KODIAK, ALASKA – Two Coast Guard members have been shot dead on an island off Alaska’s coast, prompting the lockdown Thursday of their base and at least one nearby school.
The Coast Guard offered few immediate details Thursday afternoon as to how, when or why two of its own were killed. Capt. Jesse Moore did acknowledge, though, “It is possible the suspect remains at large.”
“We are deeply saddened that we lost two shipmates,” Moore said in a news release. “This is a rare occurrence, and we are going to do everything possible to ensure we find out exactly what happened.”
The victims, who have not been identified by name, were members at the Coast Guard Communications Station Kodiak.
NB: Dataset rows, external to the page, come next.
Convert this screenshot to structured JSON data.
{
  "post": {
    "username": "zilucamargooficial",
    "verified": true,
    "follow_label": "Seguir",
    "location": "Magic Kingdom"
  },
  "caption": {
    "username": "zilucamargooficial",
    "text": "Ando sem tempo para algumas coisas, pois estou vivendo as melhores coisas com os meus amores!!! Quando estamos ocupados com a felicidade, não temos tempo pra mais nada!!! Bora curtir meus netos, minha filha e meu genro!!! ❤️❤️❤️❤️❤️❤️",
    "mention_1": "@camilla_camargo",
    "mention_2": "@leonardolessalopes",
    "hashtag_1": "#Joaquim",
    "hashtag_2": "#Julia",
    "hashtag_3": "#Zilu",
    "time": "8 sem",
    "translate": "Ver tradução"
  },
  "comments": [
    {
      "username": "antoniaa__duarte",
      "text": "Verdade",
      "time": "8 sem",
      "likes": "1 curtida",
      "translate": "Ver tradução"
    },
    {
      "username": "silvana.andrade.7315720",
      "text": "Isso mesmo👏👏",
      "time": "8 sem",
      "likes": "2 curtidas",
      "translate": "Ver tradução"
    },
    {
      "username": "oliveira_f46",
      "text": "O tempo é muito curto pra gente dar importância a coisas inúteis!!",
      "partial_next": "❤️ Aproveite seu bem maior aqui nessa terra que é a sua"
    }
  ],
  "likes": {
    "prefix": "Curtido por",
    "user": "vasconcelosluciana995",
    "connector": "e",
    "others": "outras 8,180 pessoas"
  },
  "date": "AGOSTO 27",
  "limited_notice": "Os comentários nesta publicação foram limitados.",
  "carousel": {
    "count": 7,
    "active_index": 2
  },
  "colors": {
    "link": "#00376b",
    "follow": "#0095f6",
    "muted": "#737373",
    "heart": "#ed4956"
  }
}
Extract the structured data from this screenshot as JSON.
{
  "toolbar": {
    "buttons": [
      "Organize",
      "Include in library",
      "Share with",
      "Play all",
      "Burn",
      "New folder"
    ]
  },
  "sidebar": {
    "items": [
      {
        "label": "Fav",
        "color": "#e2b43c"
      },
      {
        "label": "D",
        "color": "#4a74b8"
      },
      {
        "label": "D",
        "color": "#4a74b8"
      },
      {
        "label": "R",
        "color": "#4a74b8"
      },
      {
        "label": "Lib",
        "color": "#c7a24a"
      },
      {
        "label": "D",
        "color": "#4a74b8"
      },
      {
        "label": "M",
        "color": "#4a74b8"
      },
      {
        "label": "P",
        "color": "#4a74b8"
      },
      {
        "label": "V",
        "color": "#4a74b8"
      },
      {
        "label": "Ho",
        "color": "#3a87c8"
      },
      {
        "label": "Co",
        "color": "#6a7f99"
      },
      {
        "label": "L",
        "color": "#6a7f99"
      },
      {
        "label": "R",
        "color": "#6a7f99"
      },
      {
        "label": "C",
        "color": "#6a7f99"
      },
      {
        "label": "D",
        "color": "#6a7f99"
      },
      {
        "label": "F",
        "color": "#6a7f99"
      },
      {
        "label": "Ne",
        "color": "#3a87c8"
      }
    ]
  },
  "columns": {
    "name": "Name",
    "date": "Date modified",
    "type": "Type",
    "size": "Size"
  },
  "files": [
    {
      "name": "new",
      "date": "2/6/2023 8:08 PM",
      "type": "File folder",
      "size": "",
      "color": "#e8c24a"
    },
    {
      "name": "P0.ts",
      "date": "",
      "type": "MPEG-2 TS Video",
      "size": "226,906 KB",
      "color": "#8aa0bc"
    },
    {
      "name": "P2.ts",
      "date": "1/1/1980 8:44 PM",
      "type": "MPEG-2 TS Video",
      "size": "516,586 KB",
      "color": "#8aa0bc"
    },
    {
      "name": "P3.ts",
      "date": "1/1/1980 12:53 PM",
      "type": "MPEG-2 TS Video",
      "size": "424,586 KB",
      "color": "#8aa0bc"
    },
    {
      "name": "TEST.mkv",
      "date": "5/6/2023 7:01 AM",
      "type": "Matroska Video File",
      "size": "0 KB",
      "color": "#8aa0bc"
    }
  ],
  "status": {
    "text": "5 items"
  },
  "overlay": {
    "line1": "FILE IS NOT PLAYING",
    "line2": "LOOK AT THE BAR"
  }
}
Their base is on what the city of Kodiak’s website calls the second-largest island in the United States, situated in the Gulf of Alaska about 250 miles southwest of Anchorage. The borough of Kodiak Island has about 13,600 people, according to the U.S. Census Bureau.
Peterson Elementary School, which is on Coast Guard property in Kodiak, went into lockdown mode around 8:30 a.m. (12:30 p.m. ET) after school leaders got a call from military police, Principal Beth Cole said.
By 11 a.m., they shifted to “lock in” mode — allowing for more movement within the school, though lunch was still delivered to students in their classroom as a precaution, said Cole. No people were allowed in and out of the building all day.
Six other schools — three elementary, one middle and one high school — on the island were also affected, school district Superintendent Stewart McDonald said.
Those schools were on “lock in” status starting at 11:30 a.m. so that activities could continue as normal, except for the fact no one could enter or leave the buildings. At the time, Kodiak High School was hosting an Alaska Association of Student Government meeting involving youth from around the state.
All restrictions for the district’s roughly 2,200 students were called off about 1 p.m. after state troopers called school officials and said that operations could return to normal, according to McDonald.